26. September – Europäische Tag der Sprachen

Im Jahr 2001, dem „Europäischen Jahr der Sprachen“, wurde gemeinsam vom Europarat und der EU der „Europäische Tag der Sprachen“ eingeführt und zwar mit dem Ziel, dem Wert von Sprachen und Kulturen besonderen Ausdruck zu verleihen und das große Erbe der 200 europäischen Sprachen zu bewahren.

Mit vielen Informationsveranstaltungen wird der Öffentlichkeit in ganz Europa die sprachliche Vielfalt auf unserem Kontinent bewusster gemacht, und es wird aufgerufen, diese kulturelle Vielfalt zu pflegen und Sprachen zu erlernen.

Die Schülerinnen und der Schüler der 3a – Klasse besuchten aus diesem Anlass eine Informationsveranstaltung im EUIC Shkodra, dem Informationscenter der Europäischen Union und konnten einen großen Einblick in die Mannigfaltigkeit der europäischen „Sprachenlandschaft“ gewinnen.

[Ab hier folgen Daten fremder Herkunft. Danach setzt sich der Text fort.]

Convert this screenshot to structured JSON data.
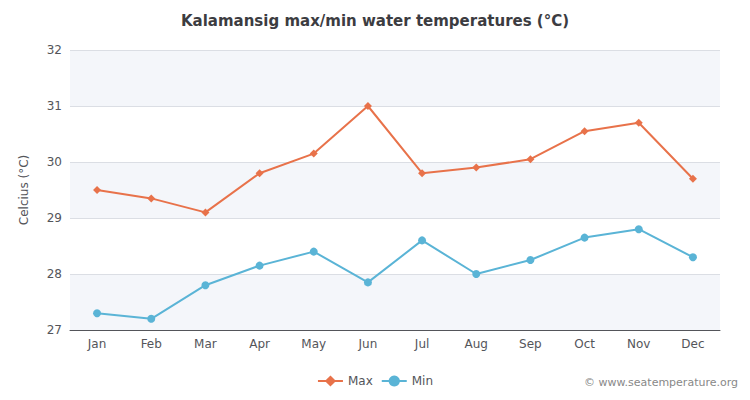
{
  "chart_data": {
    "type": "line",
    "title": "Kalamansig max/min water temperatures (°C)",
    "ylabel": "Celcius (°C)",
    "annotation": "© www.seatemperature.org",
    "categories": [
      "Jan",
      "Feb",
      "Mar",
      "Apr",
      "May",
      "Jun",
      "Jul",
      "Aug",
      "Sep",
      "Oct",
      "Nov",
      "Dec"
    ],
    "series": [
      {
        "name": "Max",
        "color": "#e8724a",
        "marker": "diamond",
        "values": [
          29.5,
          29.35,
          29.1,
          29.8,
          30.15,
          31.0,
          29.8,
          29.9,
          30.05,
          30.55,
          30.7,
          29.7
        ]
      },
      {
        "name": "Min",
        "color": "#5ab4d6",
        "marker": "circle",
        "values": [
          27.3,
          27.2,
          27.8,
          28.15,
          28.4,
          27.85,
          28.6,
          28.0,
          28.25,
          28.65,
          28.8,
          28.3
        ]
      }
    ],
    "ylim": [
      27,
      32
    ],
    "yticks": [
      27,
      28,
      29,
      30,
      31,
      32
    ],
    "grid": true,
    "legend": "bottom"
  }
}
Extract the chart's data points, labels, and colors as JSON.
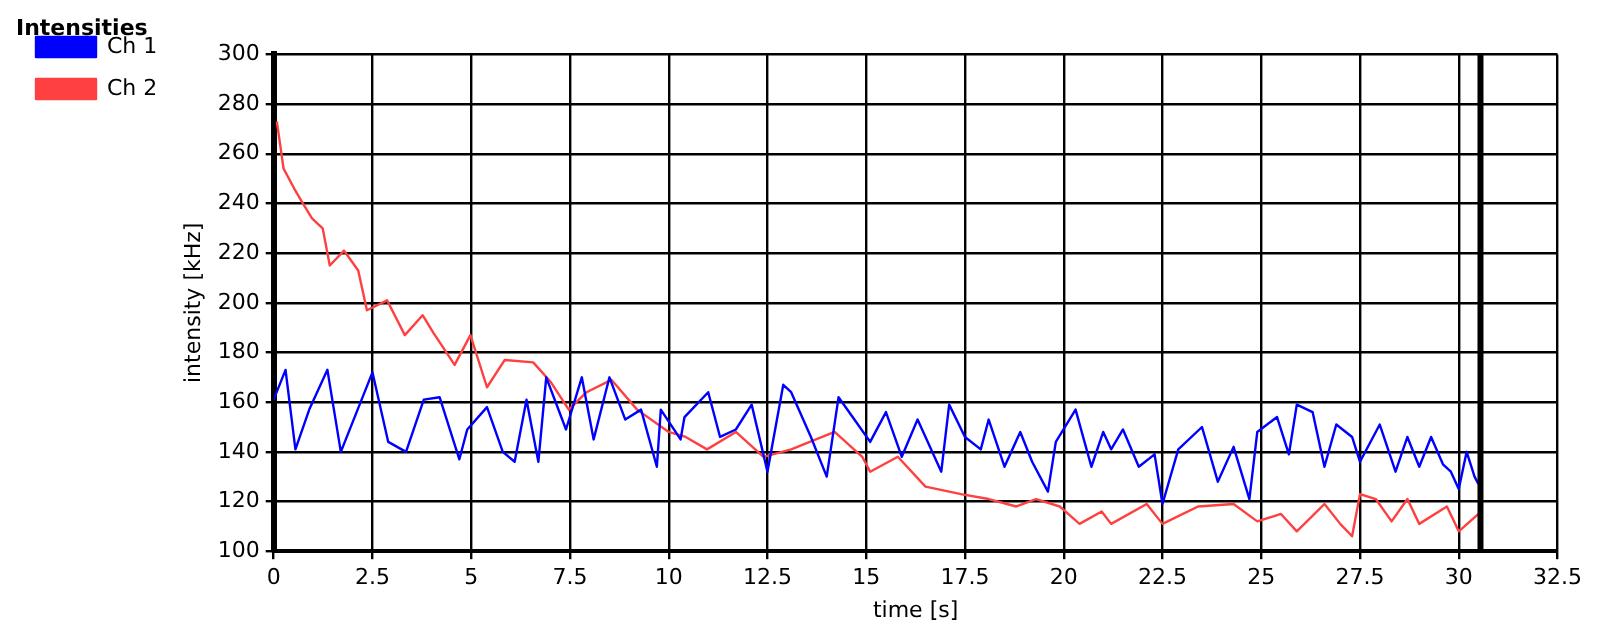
{
  "chart_data": {
    "type": "line",
    "title": "Intensities",
    "xlabel": "time [s]",
    "ylabel": "intensity [kHz]",
    "xlim": [
      0,
      32.5
    ],
    "xticks": [
      0,
      2.5,
      5,
      7.5,
      10,
      12.5,
      15,
      17.5,
      20,
      22.5,
      25,
      27.5,
      30,
      32.5
    ],
    "ylim": [
      100,
      300
    ],
    "yticks": [
      100,
      120,
      140,
      160,
      180,
      200,
      220,
      240,
      260,
      280,
      300
    ],
    "grid": true,
    "legend": "top left",
    "marker": "none",
    "line_style": "solid",
    "ref_lines": [
      {
        "axis": "x",
        "value": 30.55,
        "color": "#000000"
      }
    ],
    "series": [
      {
        "name": "Ch 1",
        "color": "#0000ff",
        "x": [
          0,
          0.3,
          0.55,
          0.9,
          1.36,
          1.7,
          2.5,
          2.9,
          3.35,
          3.8,
          4.2,
          4.7,
          4.9,
          5.4,
          5.8,
          6.1,
          6.4,
          6.7,
          6.9,
          7.4,
          7.8,
          8.1,
          8.5,
          8.9,
          9.3,
          9.7,
          9.8,
          10.3,
          10.4,
          11,
          11.3,
          11.7,
          12.1,
          12.5,
          12.9,
          13.1,
          13.6,
          14,
          14.3,
          14.7,
          15.1,
          15.5,
          15.9,
          16.3,
          16.9,
          17.1,
          17.5,
          17.9,
          18.1,
          18.5,
          18.9,
          19.2,
          19.6,
          19.8,
          20.3,
          20.7,
          21,
          21.2,
          21.5,
          21.9,
          22.3,
          22.5,
          22.9,
          23.5,
          23.9,
          24.3,
          24.7,
          24.9,
          25.4,
          25.7,
          25.9,
          26.3,
          26.6,
          26.9,
          27.3,
          27.5,
          28,
          28.4,
          28.7,
          29,
          29.3,
          29.6,
          29.8,
          30,
          30.2,
          30.4,
          30.5
        ],
        "values": [
          161,
          173,
          141,
          157,
          173,
          140,
          172,
          144,
          140,
          161,
          162,
          137,
          149,
          158,
          140,
          136,
          161,
          136,
          170,
          149,
          170,
          145,
          170,
          153,
          157,
          134,
          157,
          145,
          154,
          164,
          146,
          149,
          159,
          132,
          167,
          164,
          146,
          130,
          162,
          153,
          144,
          156,
          138,
          153,
          132,
          159,
          146,
          141,
          153,
          134,
          148,
          136,
          124,
          144,
          157,
          134,
          148,
          141,
          149,
          134,
          139,
          119,
          141,
          150,
          128,
          142,
          121,
          148,
          154,
          139,
          159,
          156,
          134,
          151,
          146,
          136,
          151,
          132,
          146,
          134,
          146,
          135,
          132,
          125,
          140,
          130,
          127
        ]
      },
      {
        "name": "Ch 2",
        "color": "#ff4040",
        "x": [
          0.08,
          0.25,
          0.52,
          0.7,
          0.97,
          1.24,
          1.42,
          1.78,
          2.14,
          2.36,
          2.87,
          3.32,
          3.77,
          4.04,
          4.58,
          4.98,
          5.4,
          5.85,
          6.57,
          7.02,
          7.47,
          7.92,
          8.55,
          9.2,
          10,
          10.43,
          10.97,
          11.7,
          12.4,
          13.1,
          14.2,
          14.9,
          15.1,
          15.8,
          16.5,
          17.4,
          18.1,
          18.8,
          19.3,
          19.9,
          20.4,
          20.96,
          21.2,
          22.1,
          22.5,
          23.4,
          24.3,
          24.9,
          25.5,
          25.9,
          26.6,
          27,
          27.3,
          27.5,
          27.9,
          28.3,
          28.7,
          29,
          29.7,
          30,
          30.5
        ],
        "values": [
          273,
          254,
          246,
          241,
          234,
          230,
          215,
          221,
          213,
          197,
          201,
          187,
          195,
          188,
          175,
          187,
          166,
          177,
          176,
          168,
          157,
          164,
          169,
          157,
          148,
          146,
          141,
          148,
          138,
          141,
          148,
          138,
          132,
          138,
          126,
          123,
          121,
          118,
          121,
          118,
          111,
          116,
          111,
          119,
          111,
          118,
          119,
          112,
          115,
          108,
          119,
          111,
          106,
          123,
          121,
          112,
          121,
          111,
          118,
          108,
          115
        ]
      }
    ]
  }
}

Die Österreichische Schule in Shkodra bedankt sich sehr herzlich beim Leiter des Informationscenter der Europäischen Union, Herrn Ermir Hoti, für die freundliche Einladung zur Informationsveranstaltung, abgehalten in den Räumlichkeiten des EUIC, anlässlich des Europäischen Tages der Sprachen.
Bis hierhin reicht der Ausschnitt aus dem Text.